[do Público de 28 de Novembro]
Entre o “fim do mês” individual e o “fim do ano” colectivo temos andado nos últimos anos (e há quem diga desde sempre) como mexilhões entre o mar e as rochas.
O mundo tem medo do fim do mundo. Portugal tem medo do fim do mês. Nos últimos dias, enquanto na ONU se discutia a reacção aos testes nucleares norte-coreanos, nós por aqui discutíamos a questão das SCUT em todos os seus cambiantes técnicos.
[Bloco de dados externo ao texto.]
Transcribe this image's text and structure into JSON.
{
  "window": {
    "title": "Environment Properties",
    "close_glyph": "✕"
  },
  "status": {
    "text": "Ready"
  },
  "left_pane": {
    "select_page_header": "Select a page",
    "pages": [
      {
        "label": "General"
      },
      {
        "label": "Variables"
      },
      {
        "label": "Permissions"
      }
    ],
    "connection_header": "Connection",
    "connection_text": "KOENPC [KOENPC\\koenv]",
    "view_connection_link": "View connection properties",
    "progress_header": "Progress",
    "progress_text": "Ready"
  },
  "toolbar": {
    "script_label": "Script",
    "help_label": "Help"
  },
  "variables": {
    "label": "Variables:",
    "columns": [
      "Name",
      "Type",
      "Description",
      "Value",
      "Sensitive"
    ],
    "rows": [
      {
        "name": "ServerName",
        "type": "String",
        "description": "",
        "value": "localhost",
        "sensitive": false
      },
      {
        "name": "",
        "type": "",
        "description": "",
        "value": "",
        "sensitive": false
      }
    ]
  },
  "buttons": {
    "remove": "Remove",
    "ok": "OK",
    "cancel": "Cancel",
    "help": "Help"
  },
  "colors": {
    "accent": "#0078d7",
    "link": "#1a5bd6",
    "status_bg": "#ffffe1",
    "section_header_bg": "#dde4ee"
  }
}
O caso das auto-estradas Sem Custos para o Utilizador, e se devem ou não deixar de sê-lo, tem peso no “fim do mês” de muitos portugueses, e logo tem uma importância que eu não quero menosprezar. Por outro lado, diz-se que os portugueses têm de fazer mais um esforço (na verdade, sucessivos novos esforços) no seu fim do mês para ajudar o Estado a lidar com o seu próprio “fim do ano” orçamental. Sendo este o equivalente colectivo ao “fim do mês” de cada um, também não nos podemos desresponsabilizar. Entre o “fim do mês” individual e o “fim do ano” colectivo temos andado nos últimos anos (e há quem diga desde sempre) como mexilhões entre o mar e as rochas. Daí a discussão, com contornos algo bizantinos, sobre que auto-estradas têm ou não alternativas e se o programa do governo tinha ou não margem retórica que permitisse a oneração destes trajectos.
O mal, como já foi dito, é que tudo isto obscurece uma questão política de base: os eleitores votaram na certeza de que as auto-estradas em questão não seriam pagas e agora sentem-se enganados. Isto, que já é sério, encobre algo ainda pior: os portugueses estão habituados a este ciclo de sacrifícios, promessas não cumpridas, fugas para a frente (e para Bruxelas), trocas de actores, novos sacrifícios e novas promessas não cumpridas. Escandalizam-se mas não vêem alternativas.
Portugal tem pelo menos três problemas: um problema financeiro (do Estado), um problema económico (do País) e um problema político. Qualquer deles é serio; nenhum deles é inultrapassável. A estratégia comum tem sido: devemos dar toda a prioridade ao problema das finanças (vulgo, “do deficit”) para depois intervir no problema da economia. Eu defenderei que o problema prioritário é o político.